The first hurdle came from the PEM certificate and libcryptopp. As it turns out, there are a multitude of certificate formats, PEM and DER being very common. I tried to figure out for a while which certificate format libcryptopp accepted until I finally realized libcryptopp works with keys, not certificates. Fortunately a little bit of glue around the code provided by Geoff Beier solved that problem. On a side note, here is the command to transform PEM certificates into DER certificates on the command line:

[host]$ openssl x509 -in PKICert.pem -inform PEM -out PKICert.der -outform DER

Since it is common to represent signature in ASCII text, Base64 encoding is provided by libcryptopp. Percent-encoding, also known as uri encoding or escaping is though web-specific and not implemented as part of libcryptopp. I thus had to search for a web-centric library and after looking through different CGI libraries, I stumbled uppon liburiparser which is a strictly RFC 3986 compliant parsing library for URIs written in C under the new BSD license and available on most OS distributions. The last remaining bit was to make sure a space " " are encoded as "%20" and not "+" else the signature verification will fail.

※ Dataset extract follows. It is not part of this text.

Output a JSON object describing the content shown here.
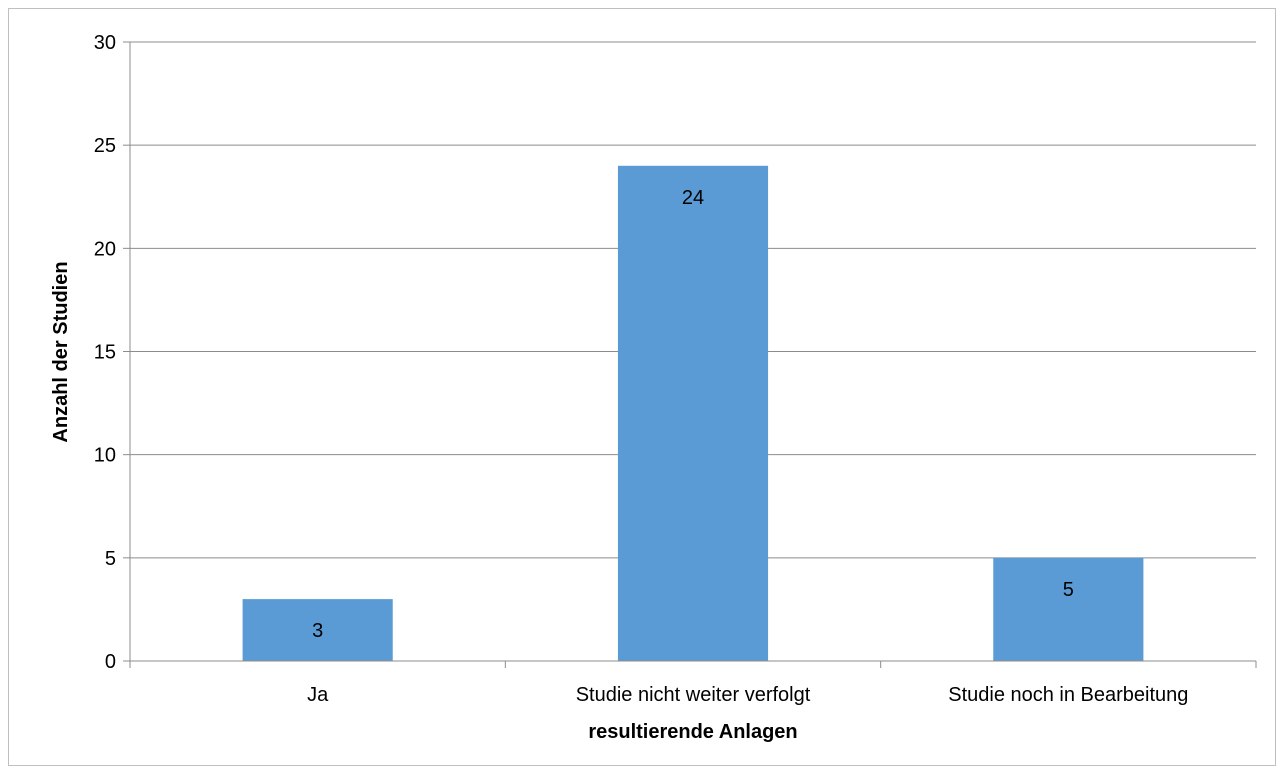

Finally, even though liburiparser-dev is available on Ubuntu 8.10, the UriQueryListA structure is not present in that version of the library so I had to build liburiparser from source on the test machine. This, in turn, required libcpptest 1.1.0 or later for the configure to complete.

[host]$ cd cpptest-1.1.1
[host]$ ./configure --prefix=/usr/local
[host]$ make
[host]$ sudo make install
[host]$ cd ../uriparser-0.7.5
[host]$ ./configure --prefix=/usr/local
[host]$ make
[host]$ sudo make install

Additional Notes

Ideally for tero, I wanted to get a form with two fields that would be passed through the Amazon Pay System back to the returnURL. Amazon though checks for any field it does not recognize and the sandbox rejected the call with the extra unknown-to-Amazon fields. It might be possible to use a more complex version of the Amazon Flexible Pay System to achieve the goal of "one form with a pay button" but in order to get a processing system running sooner than later I used a two-pages solution, encoding the form's fields into the referenceId.